According to Unit 42, WormGPT 4 provides «reliable tools for linguistic manipulation» to compromise business correspondence and phishing attacks, making complex operations accessible even to beginners.

Another software, KawaiiGPT 2.5, was discovered in July and is distributed for free. Setting up the model on Linux took the researchers about five minutes. The LLM generates realistic phishing emails and ready-to-execute scripts.

Although KawaiiGPT did not create a complete «ransomware» unlike WormGPT 4, experts warned that its ability to generate scripts for remote command execution makes it a dangerous tool for data theft.

Researchers noted that both models have hundreds of subscribers in Telegram channels, where users share experiences and workaround methods.

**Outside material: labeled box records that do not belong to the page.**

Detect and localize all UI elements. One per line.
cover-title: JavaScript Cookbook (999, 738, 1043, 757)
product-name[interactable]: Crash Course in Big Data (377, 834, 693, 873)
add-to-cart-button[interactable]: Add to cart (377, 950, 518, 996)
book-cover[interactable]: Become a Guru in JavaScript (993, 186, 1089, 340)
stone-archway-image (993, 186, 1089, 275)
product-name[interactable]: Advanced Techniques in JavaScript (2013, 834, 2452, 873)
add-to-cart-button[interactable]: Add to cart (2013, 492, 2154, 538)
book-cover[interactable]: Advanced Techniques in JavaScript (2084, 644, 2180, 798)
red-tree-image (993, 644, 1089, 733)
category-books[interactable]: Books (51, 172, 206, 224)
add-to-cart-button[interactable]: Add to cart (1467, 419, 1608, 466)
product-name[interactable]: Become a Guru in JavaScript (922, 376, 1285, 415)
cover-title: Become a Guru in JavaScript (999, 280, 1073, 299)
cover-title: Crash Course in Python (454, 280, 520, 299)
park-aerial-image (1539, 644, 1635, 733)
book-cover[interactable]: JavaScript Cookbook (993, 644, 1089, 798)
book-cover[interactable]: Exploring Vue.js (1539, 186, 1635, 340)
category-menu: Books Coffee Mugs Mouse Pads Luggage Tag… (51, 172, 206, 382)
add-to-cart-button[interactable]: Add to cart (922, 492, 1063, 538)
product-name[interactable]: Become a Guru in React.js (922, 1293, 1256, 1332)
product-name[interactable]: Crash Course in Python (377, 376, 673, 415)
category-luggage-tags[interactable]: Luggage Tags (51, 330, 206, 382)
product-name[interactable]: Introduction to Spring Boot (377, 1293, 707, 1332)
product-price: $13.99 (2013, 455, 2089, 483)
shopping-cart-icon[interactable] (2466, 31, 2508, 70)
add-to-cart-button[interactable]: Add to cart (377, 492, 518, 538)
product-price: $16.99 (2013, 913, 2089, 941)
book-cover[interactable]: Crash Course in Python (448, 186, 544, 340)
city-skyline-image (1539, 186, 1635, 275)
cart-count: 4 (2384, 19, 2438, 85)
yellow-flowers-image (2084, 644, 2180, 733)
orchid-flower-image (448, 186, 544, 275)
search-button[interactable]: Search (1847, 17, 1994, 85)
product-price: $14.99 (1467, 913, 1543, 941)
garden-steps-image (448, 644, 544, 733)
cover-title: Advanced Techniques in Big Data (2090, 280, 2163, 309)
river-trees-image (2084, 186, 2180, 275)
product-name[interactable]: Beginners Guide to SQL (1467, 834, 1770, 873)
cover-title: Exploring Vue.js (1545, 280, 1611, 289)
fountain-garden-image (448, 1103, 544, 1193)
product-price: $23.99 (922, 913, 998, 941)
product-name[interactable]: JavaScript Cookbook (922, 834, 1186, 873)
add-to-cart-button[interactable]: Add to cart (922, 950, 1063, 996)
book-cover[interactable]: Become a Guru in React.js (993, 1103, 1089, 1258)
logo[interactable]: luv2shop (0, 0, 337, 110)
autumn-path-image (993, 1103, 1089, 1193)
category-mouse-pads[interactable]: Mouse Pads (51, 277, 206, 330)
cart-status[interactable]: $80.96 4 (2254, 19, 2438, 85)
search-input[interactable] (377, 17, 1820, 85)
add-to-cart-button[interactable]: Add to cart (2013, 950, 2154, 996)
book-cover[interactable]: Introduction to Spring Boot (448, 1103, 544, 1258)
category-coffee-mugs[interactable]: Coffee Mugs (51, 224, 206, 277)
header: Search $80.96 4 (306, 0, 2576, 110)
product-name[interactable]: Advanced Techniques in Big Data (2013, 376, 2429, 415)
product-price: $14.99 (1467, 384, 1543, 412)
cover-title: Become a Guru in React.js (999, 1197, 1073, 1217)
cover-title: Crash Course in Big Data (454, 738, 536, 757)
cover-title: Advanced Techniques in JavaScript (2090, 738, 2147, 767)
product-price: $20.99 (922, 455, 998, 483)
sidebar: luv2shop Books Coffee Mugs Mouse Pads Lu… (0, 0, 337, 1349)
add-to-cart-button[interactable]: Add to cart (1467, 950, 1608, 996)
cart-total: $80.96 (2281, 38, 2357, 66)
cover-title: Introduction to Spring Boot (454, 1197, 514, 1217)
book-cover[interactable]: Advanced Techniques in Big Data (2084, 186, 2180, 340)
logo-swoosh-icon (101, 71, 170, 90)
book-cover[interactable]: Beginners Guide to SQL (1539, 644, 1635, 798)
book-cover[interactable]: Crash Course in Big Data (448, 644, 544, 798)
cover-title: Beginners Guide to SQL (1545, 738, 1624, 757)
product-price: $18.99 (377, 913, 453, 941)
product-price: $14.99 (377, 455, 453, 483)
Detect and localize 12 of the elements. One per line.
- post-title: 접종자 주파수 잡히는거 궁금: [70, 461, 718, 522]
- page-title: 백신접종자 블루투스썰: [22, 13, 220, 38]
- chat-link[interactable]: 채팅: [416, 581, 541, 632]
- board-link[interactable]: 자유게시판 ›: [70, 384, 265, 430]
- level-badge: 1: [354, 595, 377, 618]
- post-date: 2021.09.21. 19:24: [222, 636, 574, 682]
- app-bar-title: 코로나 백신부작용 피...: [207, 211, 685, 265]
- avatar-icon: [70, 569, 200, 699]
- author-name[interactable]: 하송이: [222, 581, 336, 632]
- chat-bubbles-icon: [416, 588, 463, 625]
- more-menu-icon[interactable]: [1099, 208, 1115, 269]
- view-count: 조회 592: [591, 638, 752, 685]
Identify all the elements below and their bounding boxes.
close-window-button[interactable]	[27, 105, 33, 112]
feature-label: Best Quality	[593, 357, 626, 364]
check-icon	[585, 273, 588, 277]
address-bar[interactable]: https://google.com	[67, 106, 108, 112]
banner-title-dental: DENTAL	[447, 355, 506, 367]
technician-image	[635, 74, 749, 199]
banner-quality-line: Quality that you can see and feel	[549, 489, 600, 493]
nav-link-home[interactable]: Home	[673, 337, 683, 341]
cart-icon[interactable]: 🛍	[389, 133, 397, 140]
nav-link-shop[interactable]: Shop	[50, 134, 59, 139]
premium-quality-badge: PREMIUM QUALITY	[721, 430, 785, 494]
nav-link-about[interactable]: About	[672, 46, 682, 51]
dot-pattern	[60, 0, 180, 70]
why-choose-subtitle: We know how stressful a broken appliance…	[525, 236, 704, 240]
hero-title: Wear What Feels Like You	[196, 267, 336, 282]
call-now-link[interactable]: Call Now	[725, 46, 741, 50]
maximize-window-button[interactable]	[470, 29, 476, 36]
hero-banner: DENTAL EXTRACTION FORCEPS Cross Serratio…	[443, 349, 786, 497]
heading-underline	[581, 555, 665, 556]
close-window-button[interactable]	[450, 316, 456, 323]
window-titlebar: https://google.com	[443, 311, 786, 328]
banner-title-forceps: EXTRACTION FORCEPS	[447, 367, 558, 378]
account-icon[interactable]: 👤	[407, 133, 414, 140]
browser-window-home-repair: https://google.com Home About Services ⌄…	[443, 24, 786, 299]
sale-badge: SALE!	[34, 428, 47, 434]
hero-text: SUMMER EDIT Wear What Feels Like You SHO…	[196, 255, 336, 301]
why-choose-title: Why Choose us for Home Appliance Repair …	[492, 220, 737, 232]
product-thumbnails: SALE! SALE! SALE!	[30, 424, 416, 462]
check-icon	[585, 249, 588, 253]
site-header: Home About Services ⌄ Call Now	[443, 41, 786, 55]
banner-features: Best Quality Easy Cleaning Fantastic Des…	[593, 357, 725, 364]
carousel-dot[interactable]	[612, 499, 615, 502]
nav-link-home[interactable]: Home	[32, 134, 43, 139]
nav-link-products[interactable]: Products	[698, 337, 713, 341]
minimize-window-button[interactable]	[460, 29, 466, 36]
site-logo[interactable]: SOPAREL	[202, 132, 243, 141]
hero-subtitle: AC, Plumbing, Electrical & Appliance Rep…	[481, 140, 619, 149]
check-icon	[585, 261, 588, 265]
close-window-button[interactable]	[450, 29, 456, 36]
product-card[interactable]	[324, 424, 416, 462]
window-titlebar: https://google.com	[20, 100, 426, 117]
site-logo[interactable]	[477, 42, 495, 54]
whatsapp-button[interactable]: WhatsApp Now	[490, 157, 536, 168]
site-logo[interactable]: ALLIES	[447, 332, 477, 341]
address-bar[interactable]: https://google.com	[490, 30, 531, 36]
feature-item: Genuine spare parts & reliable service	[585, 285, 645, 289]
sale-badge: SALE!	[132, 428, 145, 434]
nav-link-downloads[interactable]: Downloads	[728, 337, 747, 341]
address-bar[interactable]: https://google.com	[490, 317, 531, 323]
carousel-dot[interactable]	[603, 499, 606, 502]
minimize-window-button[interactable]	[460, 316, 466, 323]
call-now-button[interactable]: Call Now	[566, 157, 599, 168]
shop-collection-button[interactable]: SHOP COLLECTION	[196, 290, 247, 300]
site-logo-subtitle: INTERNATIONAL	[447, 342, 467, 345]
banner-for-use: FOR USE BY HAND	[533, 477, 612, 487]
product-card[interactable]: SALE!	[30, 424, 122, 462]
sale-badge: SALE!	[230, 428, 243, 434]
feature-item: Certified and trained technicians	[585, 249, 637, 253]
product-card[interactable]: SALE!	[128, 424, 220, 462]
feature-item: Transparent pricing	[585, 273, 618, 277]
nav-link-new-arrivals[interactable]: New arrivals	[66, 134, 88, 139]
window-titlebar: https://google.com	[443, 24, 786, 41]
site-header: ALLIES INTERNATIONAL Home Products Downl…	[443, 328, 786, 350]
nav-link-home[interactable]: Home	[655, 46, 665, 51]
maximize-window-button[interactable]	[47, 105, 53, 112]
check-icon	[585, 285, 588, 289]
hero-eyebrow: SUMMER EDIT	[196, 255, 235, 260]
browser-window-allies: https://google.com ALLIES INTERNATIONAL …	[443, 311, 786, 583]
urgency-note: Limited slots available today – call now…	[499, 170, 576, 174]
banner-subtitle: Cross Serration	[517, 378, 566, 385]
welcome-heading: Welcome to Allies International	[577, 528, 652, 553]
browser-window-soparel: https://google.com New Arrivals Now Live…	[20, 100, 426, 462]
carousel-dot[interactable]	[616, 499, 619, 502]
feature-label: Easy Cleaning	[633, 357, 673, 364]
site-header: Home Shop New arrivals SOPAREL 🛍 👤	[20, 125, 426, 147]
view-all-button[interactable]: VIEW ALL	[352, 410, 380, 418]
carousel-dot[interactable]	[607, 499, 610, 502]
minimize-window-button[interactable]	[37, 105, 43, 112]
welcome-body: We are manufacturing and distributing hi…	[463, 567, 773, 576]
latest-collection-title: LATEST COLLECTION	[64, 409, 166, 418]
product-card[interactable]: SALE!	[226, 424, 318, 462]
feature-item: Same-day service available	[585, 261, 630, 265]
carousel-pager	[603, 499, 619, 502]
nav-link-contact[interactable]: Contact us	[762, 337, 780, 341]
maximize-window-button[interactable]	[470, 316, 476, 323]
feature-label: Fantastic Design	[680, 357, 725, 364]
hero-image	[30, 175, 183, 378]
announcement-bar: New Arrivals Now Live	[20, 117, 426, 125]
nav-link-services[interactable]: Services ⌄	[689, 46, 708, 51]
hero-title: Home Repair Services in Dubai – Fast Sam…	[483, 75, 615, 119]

Pro-government hacker groups have shifted from traditional espionage to a «cyber support for kinetic targeting» tactic to directly assist military strikes. This was reported by Amazon Threat Intelligence (ATI) specialists.

According to ATI, Imperial Kitten allegedly infiltrated the navigation systems and cameras of unnamed vessels to gather precise coordinates for maritime targets. The intelligence reportedly enabled Houthi forces to conduct a targeted missile strike on a tracked ship on February 1, 2024, the researchers claim.

They urged the implementation of enhanced threat modeling to protect physical assets from such attacks. According to ATI, critical infrastructure operators must view their systems as potential targeting tools.